Unlike private businesses that can quickly evaluate the pros and cons of new technology and purchase the necessary hardware and software to rapidly implement changes, the NHS is hampered by a slow and expensive procurement process. By the time new equipment is set up and connected, it may already be outdated. Furthermore, the ongoing costs of repairs and updates can be so burdensome that the equipment can lie dormant for years. The primary benefit of digital pathology—enabling remote reporting across different hospital sites, nationally, and even internationally—is hindered by the NHS’s institutional infrastructure. Although the NHS is perceived as a single organization, even neighboring hospitals can have different cybersecurity rules. Internationally recognised digital pathology software is often locked down to prevent slide sharing outside a single institution. While the NHS at the national level is beginning to embrace “cloud-first” solutions, most local IT teams still favor local “on-prem” storage, believing it provides more control and security over data. Unfortunately, this necessitates the use of individual institutional VPNs, which can slow and limit image transfer over already congested NHS networks.

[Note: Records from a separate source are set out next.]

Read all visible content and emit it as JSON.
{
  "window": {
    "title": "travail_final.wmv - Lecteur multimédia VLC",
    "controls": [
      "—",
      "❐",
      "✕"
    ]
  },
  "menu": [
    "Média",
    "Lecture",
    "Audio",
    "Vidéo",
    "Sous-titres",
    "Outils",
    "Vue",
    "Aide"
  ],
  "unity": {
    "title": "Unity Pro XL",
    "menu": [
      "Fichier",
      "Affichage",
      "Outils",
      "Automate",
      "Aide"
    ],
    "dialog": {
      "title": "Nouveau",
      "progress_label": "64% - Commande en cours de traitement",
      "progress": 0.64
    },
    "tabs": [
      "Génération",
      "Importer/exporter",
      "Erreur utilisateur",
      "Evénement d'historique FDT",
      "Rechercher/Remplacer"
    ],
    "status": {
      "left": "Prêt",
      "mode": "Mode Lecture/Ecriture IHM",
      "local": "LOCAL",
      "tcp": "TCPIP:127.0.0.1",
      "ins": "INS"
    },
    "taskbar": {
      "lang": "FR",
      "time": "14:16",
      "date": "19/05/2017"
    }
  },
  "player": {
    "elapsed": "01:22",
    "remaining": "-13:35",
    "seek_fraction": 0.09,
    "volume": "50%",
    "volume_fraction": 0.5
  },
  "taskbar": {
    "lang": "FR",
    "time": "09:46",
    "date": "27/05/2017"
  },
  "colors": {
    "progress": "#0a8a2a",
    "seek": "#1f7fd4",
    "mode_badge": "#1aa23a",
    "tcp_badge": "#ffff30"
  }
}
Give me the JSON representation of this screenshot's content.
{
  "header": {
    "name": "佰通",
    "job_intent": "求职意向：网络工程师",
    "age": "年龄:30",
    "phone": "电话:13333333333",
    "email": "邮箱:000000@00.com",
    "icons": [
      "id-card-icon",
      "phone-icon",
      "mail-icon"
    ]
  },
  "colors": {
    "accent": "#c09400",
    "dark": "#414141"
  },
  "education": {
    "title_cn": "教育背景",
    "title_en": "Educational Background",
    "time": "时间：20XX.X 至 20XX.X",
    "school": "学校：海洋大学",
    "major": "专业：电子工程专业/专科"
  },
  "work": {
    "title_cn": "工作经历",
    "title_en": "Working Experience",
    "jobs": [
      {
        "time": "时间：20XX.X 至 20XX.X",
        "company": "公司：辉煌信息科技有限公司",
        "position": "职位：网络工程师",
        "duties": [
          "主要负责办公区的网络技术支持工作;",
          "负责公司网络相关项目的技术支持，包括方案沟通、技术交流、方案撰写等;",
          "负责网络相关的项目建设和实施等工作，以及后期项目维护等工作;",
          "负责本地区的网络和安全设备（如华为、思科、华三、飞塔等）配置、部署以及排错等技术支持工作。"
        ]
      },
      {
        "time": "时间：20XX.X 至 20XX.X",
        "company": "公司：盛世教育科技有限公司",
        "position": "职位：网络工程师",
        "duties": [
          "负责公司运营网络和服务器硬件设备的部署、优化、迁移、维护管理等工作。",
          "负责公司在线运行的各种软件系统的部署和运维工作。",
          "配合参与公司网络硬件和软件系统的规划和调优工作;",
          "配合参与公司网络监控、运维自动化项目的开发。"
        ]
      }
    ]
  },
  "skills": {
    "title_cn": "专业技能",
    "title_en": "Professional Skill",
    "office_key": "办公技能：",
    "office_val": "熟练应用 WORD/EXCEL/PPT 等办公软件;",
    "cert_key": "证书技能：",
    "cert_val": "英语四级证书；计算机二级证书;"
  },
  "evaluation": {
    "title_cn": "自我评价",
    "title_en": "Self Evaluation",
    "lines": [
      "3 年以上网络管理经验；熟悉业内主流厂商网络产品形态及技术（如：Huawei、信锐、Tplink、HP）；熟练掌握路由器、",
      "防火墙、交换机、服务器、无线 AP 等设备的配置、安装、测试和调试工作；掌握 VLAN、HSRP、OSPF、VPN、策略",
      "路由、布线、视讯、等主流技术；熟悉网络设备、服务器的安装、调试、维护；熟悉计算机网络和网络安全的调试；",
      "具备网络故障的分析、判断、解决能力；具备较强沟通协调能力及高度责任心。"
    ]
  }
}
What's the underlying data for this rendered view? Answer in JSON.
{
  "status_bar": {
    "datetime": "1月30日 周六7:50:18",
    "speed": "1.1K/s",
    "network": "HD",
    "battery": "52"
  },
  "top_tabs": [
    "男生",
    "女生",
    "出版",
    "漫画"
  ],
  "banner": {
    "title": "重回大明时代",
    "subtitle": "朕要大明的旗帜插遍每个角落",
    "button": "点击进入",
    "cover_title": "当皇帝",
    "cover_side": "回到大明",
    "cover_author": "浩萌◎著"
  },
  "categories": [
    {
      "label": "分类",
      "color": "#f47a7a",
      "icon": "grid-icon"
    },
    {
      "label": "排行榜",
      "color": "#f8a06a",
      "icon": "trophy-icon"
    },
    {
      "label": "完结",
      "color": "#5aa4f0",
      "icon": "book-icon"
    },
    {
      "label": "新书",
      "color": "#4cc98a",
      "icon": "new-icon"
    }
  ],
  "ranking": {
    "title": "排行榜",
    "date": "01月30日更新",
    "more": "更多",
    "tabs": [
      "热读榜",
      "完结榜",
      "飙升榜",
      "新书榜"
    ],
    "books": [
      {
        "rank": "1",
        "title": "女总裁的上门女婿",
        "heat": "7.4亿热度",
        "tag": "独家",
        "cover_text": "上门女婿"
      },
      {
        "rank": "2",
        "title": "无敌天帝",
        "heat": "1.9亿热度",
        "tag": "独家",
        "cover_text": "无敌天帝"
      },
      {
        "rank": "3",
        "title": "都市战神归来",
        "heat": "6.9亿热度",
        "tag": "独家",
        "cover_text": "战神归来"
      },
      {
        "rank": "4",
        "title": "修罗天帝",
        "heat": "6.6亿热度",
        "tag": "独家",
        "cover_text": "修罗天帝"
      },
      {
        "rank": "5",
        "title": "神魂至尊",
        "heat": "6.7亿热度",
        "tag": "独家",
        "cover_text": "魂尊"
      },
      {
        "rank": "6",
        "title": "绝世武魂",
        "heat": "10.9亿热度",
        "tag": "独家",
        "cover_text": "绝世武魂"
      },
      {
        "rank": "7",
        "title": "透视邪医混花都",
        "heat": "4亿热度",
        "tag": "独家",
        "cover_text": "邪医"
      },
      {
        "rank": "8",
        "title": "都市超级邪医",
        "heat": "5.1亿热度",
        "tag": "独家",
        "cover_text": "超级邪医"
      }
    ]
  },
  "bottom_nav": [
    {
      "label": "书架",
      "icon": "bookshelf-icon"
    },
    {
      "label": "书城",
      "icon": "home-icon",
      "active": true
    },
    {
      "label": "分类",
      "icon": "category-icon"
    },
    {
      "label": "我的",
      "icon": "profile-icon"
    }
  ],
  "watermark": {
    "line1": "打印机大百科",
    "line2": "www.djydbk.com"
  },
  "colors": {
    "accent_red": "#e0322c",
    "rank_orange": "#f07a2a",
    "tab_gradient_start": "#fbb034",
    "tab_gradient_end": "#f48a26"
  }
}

Cloud services provided by companies like Amazon and Microsoft offer intelligent and secure data storage and backup, ensuring fast transfers 24/7. Data that is less frequently needed, such as older slides, can be moved to cold storage at negligible cost and easily retrieved when required. Before the NHS embraced Microsoft Teams, we had other teleconferencing software solutions that worked locally, but it wasn’t until the benefits of a truly geographically agnostic system like Teams were realized that we could fully benefit from it in the NHS. I believe the same will hold true for digital pathology in the NHS. It is still needed, but without significant changes to the current mechanisms or embracing private partnerships to enable cost effectiveness and sustainability it may continue to remain “a future technology”.
Conclusion
Change, while often met with resistance, is essential for progress and improvement. My experiences in pathology have taught me that while initiating change can be challenging, especially in the face of deeply ingrained practices and institutional constraints, it is necessary for advancing the field and improving patient care. The NHS, with its complex infrastructure and slow adoption of new technologies, faces significant hurdles in implementing change. However, by breaking down organisational barriers, fostering partnerships with private companies, and embracing unified systems, the potential benefits of innovations like digital pathology can be realised. Change is inevitable, and while it may be painful, we need to ensure we remain open to change in pathology departments as it is the driving force behind the evolution of healthcare.